= Lincoln Park Gun Club =

The Lincoln Park Gun Club was a private (later public) gun club founded in 1912 by Oscar F. Mayer, W. C. Peacock, P. K. Wrigley, Sewell Avery, and other prominent Chicagoans. John Philip Sousa and his band performed at the clubhouse's dedication. The club was located in Chicago's Lincoln Park, near Diversey Harbor. The club was built and primarily operated for skeet shooting and trap shooting, with occasional waterfowl hunting. Its address was 2901 N. Lake Shore Drive.

In February 1991, then Illinois Attorney General Roland Burris sued the club for allegedly polluting the lake with lead shot. The lakefront had previously been dredged in 1947 to remove and gather the accumulated lead, with disputes taking place over who would benefit from its sale (500 tons of lead were recovered and lead was then selling for $300 a ton). The Chicago Park District, who owned the land where the gun club operated, immediately shut down the club until it could prove its activities were safe and also insisted it pay to have the lakefront dredged. Members charged that the shutdown was not due to pollution, but because of anti-gun bias.

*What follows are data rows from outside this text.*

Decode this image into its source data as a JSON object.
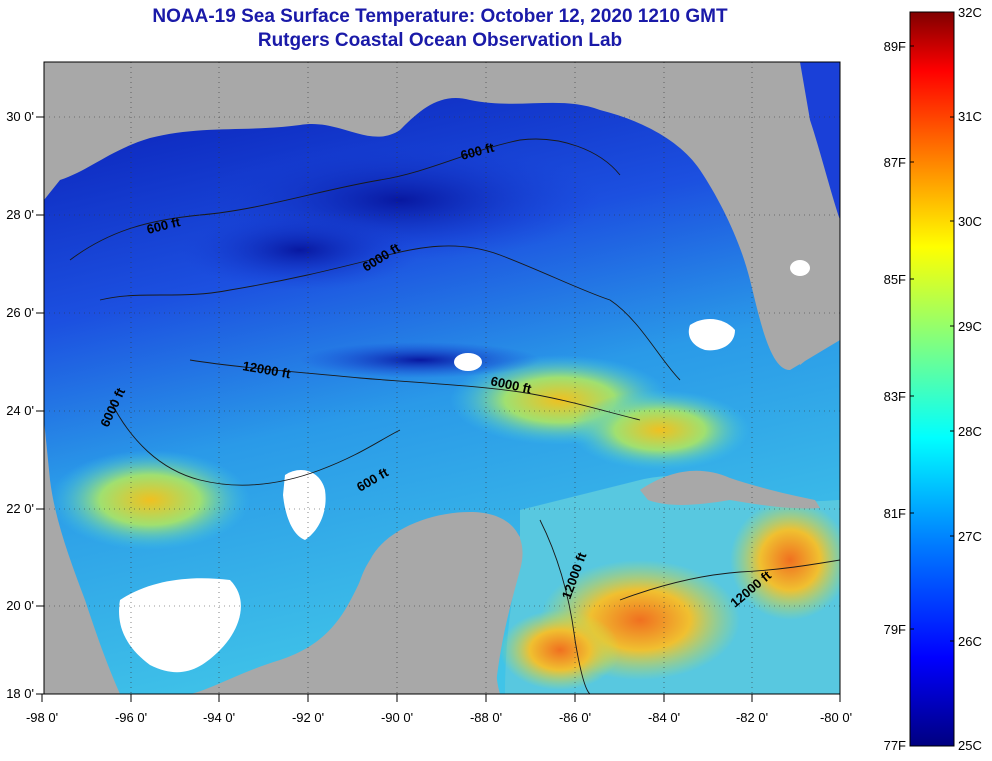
{
  "title": {
    "line1": "NOAA-19 Sea Surface Temperature:  October 12, 2020 1210 GMT",
    "line2": "Rutgers Coastal Ocean Observation Lab"
  },
  "map": {
    "lon_ticks": [
      "-98 0'",
      "-96 0'",
      "-94 0'",
      "-92 0'",
      "-90 0'",
      "-88 0'",
      "-86 0'",
      "-84 0'",
      "-82 0'",
      "-80 0'"
    ],
    "lat_ticks": [
      "30 0'",
      "28 0'",
      "26 0'",
      "24 0'",
      "22 0'",
      "20 0'",
      "18 0'"
    ],
    "contour_labels": [
      "600 ft",
      "600 ft",
      "6000 ft",
      "12000 ft",
      "6000 ft",
      "6000 ft",
      "600 ft",
      "12000 ft",
      "12000 ft"
    ]
  },
  "colorbar": {
    "celsius": [
      "32C",
      "31C",
      "30C",
      "29C",
      "28C",
      "27C",
      "26C",
      "25C"
    ],
    "fahrenheit": [
      "89F",
      "87F",
      "85F",
      "83F",
      "81F",
      "79F",
      "77F"
    ],
    "colors": [
      "#800000",
      "#ff0000",
      "#ff8000",
      "#ffff00",
      "#80ff80",
      "#00ffff",
      "#0080ff",
      "#0000ff",
      "#000080"
    ]
  },
  "legend_colors": {
    "land": "#a8a8a8",
    "cloud": "#ffffff",
    "cool_water": "#1030c8",
    "warm_water": "#40c8f0"
  }
}
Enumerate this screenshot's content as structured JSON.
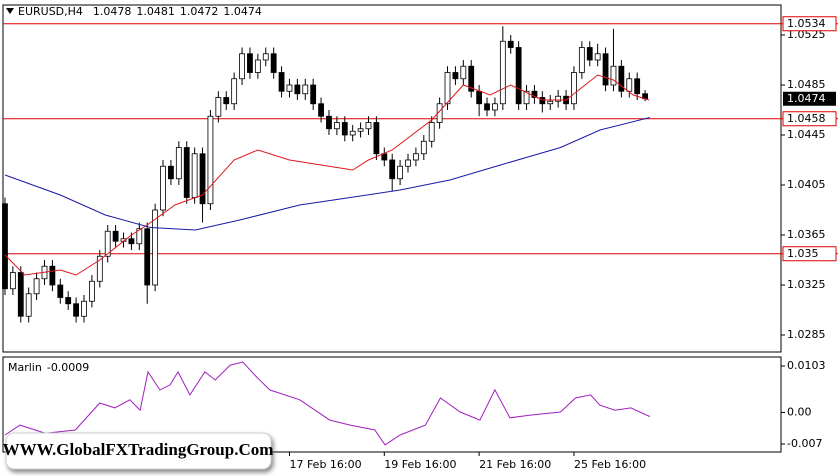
{
  "chart_data": [
    {
      "type": "candlestick",
      "title": "EURUSD,H4",
      "open": [
        1.039,
        1.0322,
        1.0335,
        1.03,
        1.0318,
        1.033,
        1.034,
        1.0325,
        1.0315,
        1.031,
        1.03,
        1.0312,
        1.0328,
        1.0348,
        1.0368,
        1.036,
        1.0362,
        1.0358,
        1.037,
        1.0325,
        1.0385,
        1.042,
        1.041,
        1.0435,
        1.0395,
        1.043,
        1.039,
        1.046,
        1.0475,
        1.047,
        1.049,
        1.051,
        1.0495,
        1.0505,
        1.051,
        1.0495,
        1.048,
        1.0485,
        1.0478,
        1.0485,
        1.047,
        1.046,
        1.045,
        1.0455,
        1.0445,
        1.0448,
        1.045,
        1.0455,
        1.043,
        1.0425,
        1.041,
        1.042,
        1.0425,
        1.043,
        1.044,
        1.0455,
        1.047,
        1.0495,
        1.049,
        1.05,
        1.048,
        1.047,
        1.0465,
        1.047,
        1.052,
        1.0515,
        1.047,
        1.048,
        1.0475,
        1.047,
        1.0472,
        1.0476,
        1.047,
        1.0495,
        1.0515,
        1.0505,
        1.051,
        1.0485,
        1.05,
        1.048,
        1.049,
        1.0478
      ],
      "high": [
        1.0395,
        1.034,
        1.034,
        1.0323,
        1.0335,
        1.0345,
        1.0345,
        1.033,
        1.032,
        1.0315,
        1.0317,
        1.0333,
        1.0353,
        1.0373,
        1.0373,
        1.0367,
        1.0367,
        1.0375,
        1.0375,
        1.039,
        1.0425,
        1.0425,
        1.044,
        1.044,
        1.0435,
        1.0435,
        1.0465,
        1.048,
        1.048,
        1.0495,
        1.0515,
        1.0515,
        1.051,
        1.0515,
        1.0515,
        1.05,
        1.049,
        1.049,
        1.049,
        1.049,
        1.0475,
        1.0465,
        1.046,
        1.046,
        1.0453,
        1.0455,
        1.046,
        1.046,
        1.0435,
        1.043,
        1.0425,
        1.043,
        1.0435,
        1.0445,
        1.046,
        1.0475,
        1.05,
        1.05,
        1.0505,
        1.0505,
        1.0485,
        1.0475,
        1.0475,
        1.0532,
        1.0525,
        1.052,
        1.0485,
        1.0485,
        1.048,
        1.0477,
        1.0481,
        1.0481,
        1.05,
        1.052,
        1.052,
        1.0518,
        1.0515,
        1.053,
        1.0505,
        1.0495,
        1.0495,
        1.0481
      ],
      "low": [
        1.0317,
        1.0317,
        1.0295,
        1.0295,
        1.0313,
        1.0325,
        1.032,
        1.031,
        1.0305,
        1.0295,
        1.0295,
        1.0307,
        1.0323,
        1.0343,
        1.0355,
        1.0355,
        1.0353,
        1.0353,
        1.031,
        1.032,
        1.038,
        1.0405,
        1.0405,
        1.039,
        1.039,
        1.0375,
        1.0385,
        1.0455,
        1.0465,
        1.0465,
        1.0485,
        1.049,
        1.049,
        1.05,
        1.049,
        1.0475,
        1.0475,
        1.0473,
        1.0473,
        1.0465,
        1.0455,
        1.0445,
        1.0445,
        1.044,
        1.044,
        1.0443,
        1.0445,
        1.0425,
        1.042,
        1.04,
        1.0405,
        1.0415,
        1.042,
        1.0425,
        1.0435,
        1.045,
        1.0465,
        1.0485,
        1.0485,
        1.0475,
        1.046,
        1.046,
        1.046,
        1.0465,
        1.051,
        1.0465,
        1.0465,
        1.047,
        1.0463,
        1.0465,
        1.0467,
        1.0465,
        1.0465,
        1.049,
        1.05,
        1.05,
        1.048,
        1.048,
        1.0475,
        1.0475,
        1.0473,
        1.0472
      ],
      "close": [
        1.0322,
        1.0335,
        1.03,
        1.0318,
        1.033,
        1.034,
        1.0325,
        1.0315,
        1.031,
        1.03,
        1.0312,
        1.0328,
        1.0348,
        1.0368,
        1.036,
        1.0362,
        1.0358,
        1.037,
        1.0325,
        1.0385,
        1.042,
        1.041,
        1.0435,
        1.0395,
        1.043,
        1.039,
        1.046,
        1.0475,
        1.047,
        1.049,
        1.051,
        1.0495,
        1.0505,
        1.051,
        1.0495,
        1.048,
        1.0485,
        1.0478,
        1.0485,
        1.047,
        1.046,
        1.045,
        1.0455,
        1.0445,
        1.0448,
        1.045,
        1.0455,
        1.043,
        1.0425,
        1.041,
        1.042,
        1.0425,
        1.043,
        1.044,
        1.0455,
        1.047,
        1.0495,
        1.049,
        1.05,
        1.048,
        1.047,
        1.0465,
        1.047,
        1.052,
        1.0515,
        1.047,
        1.048,
        1.0475,
        1.047,
        1.0472,
        1.0476,
        1.047,
        1.0495,
        1.0515,
        1.0505,
        1.051,
        1.0485,
        1.05,
        1.048,
        1.049,
        1.0478,
        1.0474
      ],
      "series": [
        {
          "color": "#e0161b",
          "x": [
            0,
            2.5,
            7,
            9,
            12,
            16,
            18,
            21.5,
            25,
            29,
            32,
            36,
            40,
            44,
            46,
            49,
            54,
            58,
            61.4,
            64,
            68,
            71,
            75,
            77,
            79.5,
            81.5
          ],
          "values": [
            1.0349,
            1.0333,
            1.0337,
            1.0333,
            1.0345,
            1.0365,
            1.0373,
            1.0389,
            1.0397,
            1.0425,
            1.0433,
            1.0425,
            1.0421,
            1.0417,
            1.0425,
            1.0433,
            1.0457,
            1.0485,
            1.0477,
            1.0485,
            1.0473,
            1.0473,
            1.0493,
            1.0489,
            1.0477,
            1.0473
          ]
        },
        {
          "color": "#1a1aa8",
          "x": [
            0,
            7,
            12.7,
            18.4,
            24.1,
            29.7,
            37.3,
            43.7,
            50,
            56.3,
            62.7,
            70.3,
            75.3,
            81.6
          ],
          "values": [
            1.0413,
            1.0397,
            1.0381,
            1.0371,
            1.0369,
            1.0377,
            1.0389,
            1.0395,
            1.0401,
            1.0409,
            1.0421,
            1.0435,
            1.0449,
            1.0459
          ]
        }
      ],
      "hlines": [
        {
          "value": 1.0534,
          "color": "#e00000"
        },
        {
          "value": 1.0458,
          "color": "#e00000"
        },
        {
          "value": 1.035,
          "color": "#e00000"
        }
      ],
      "xlim": [
        -0.25,
        98.2
      ],
      "xticks": [
        {
          "value": 36,
          "label": "17 Feb 16:00"
        },
        {
          "value": 48,
          "label": "19 Feb 16:00"
        },
        {
          "value": 60,
          "label": "21 Feb 16:00"
        },
        {
          "value": 72,
          "label": "25 Feb 16:00"
        }
      ],
      "ylim": [
        1.02714,
        1.0549
      ],
      "yticks": [
        1.0525,
        1.0485,
        1.0445,
        1.0405,
        1.0365,
        1.0325,
        1.0285
      ]
    },
    {
      "type": "line",
      "title": "Marlin",
      "series": [
        {
          "color": "#a020c0",
          "x": [
            0,
            1.9,
            5.1,
            8.9,
            12,
            13.9,
            15.8,
            17.1,
            18.1,
            19.6,
            20.9,
            21.9,
            23.4,
            25.3,
            26.6,
            28.5,
            30.1,
            31.6,
            33.5,
            37.3,
            41.1,
            43.7,
            46.8,
            48.1,
            50,
            53.2,
            55.1,
            57.6,
            60.1,
            62,
            63.9,
            66.5,
            70.3,
            72.2,
            74.1,
            75.3,
            77.2,
            79.2,
            81.6
          ],
          "values": [
            -0.005,
            -0.0028,
            -0.0046,
            -0.0039,
            0.0021,
            0.001,
            0.0028,
            0.0005,
            0.009,
            0.005,
            0.0061,
            0.009,
            0.0039,
            0.009,
            0.0072,
            0.0105,
            0.0112,
            0.0083,
            0.005,
            0.0028,
            -0.0017,
            -0.0028,
            -0.0039,
            -0.0072,
            -0.005,
            -0.0028,
            0.0032,
            0.0001,
            -0.0017,
            0.005,
            -0.0012,
            -0.0006,
            0.0001,
            0.0032,
            0.0039,
            0.0016,
            0.0005,
            0.001,
            -0.0009
          ]
        }
      ],
      "ylim": [
        -0.00878,
        0.0123
      ],
      "yticks": [
        0.0103,
        {
          "value": 0,
          "label": "0.00"
        },
        -0.007
      ]
    }
  ],
  "watermark": "WWW.GlobalFXTradingGroup.Com"
}
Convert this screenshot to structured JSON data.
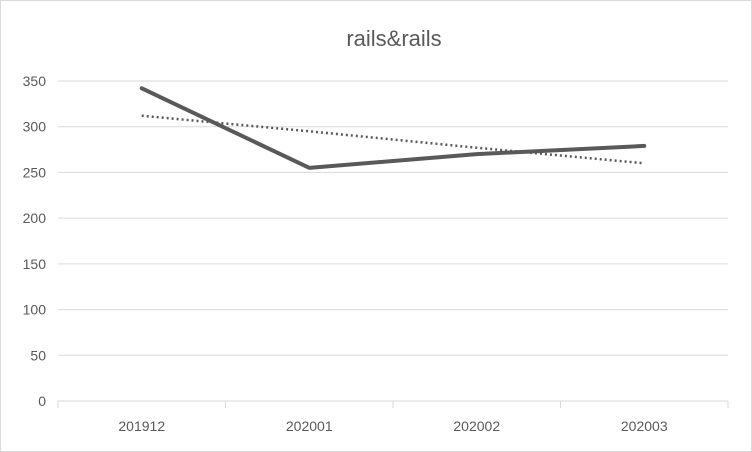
{
  "chart_data": {
    "type": "line",
    "title": "rails&rails",
    "categories": [
      "201912",
      "202001",
      "202002",
      "202003"
    ],
    "series": [
      {
        "values": [
          342,
          255,
          270,
          279
        ],
        "color": "#595959",
        "style": "solid"
      },
      {
        "values": [
          312,
          295,
          277,
          260
        ],
        "color": "#595959",
        "style": "dotted"
      }
    ],
    "ylim": [
      0,
      350
    ],
    "yticks": [
      0,
      50,
      100,
      150,
      200,
      250,
      300,
      350
    ],
    "grid": true,
    "legend": "none"
  }
}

The gun club filed suit against the park district; however their suit was dismissed. The following summer, most of the club's buildings were demolished by the park district.

In 1995, Park District Superintendent Forrest Claypool planned to reorganize the parks as quasi-private affairs, with private companies providing services on the property. That year, the gun club's former clubhouse reopened as a community center. The city had paid $500,000 two years prior for an analysis of the soil and sand where the club had operated; however the study, performed by the Illinois Environmental Protection Agency, determined that there was no pollution present, and that although there was a significant amount of lead shot and clay pigeons resting on the lake's bottom, it posed no health risk to humans or aquatic life.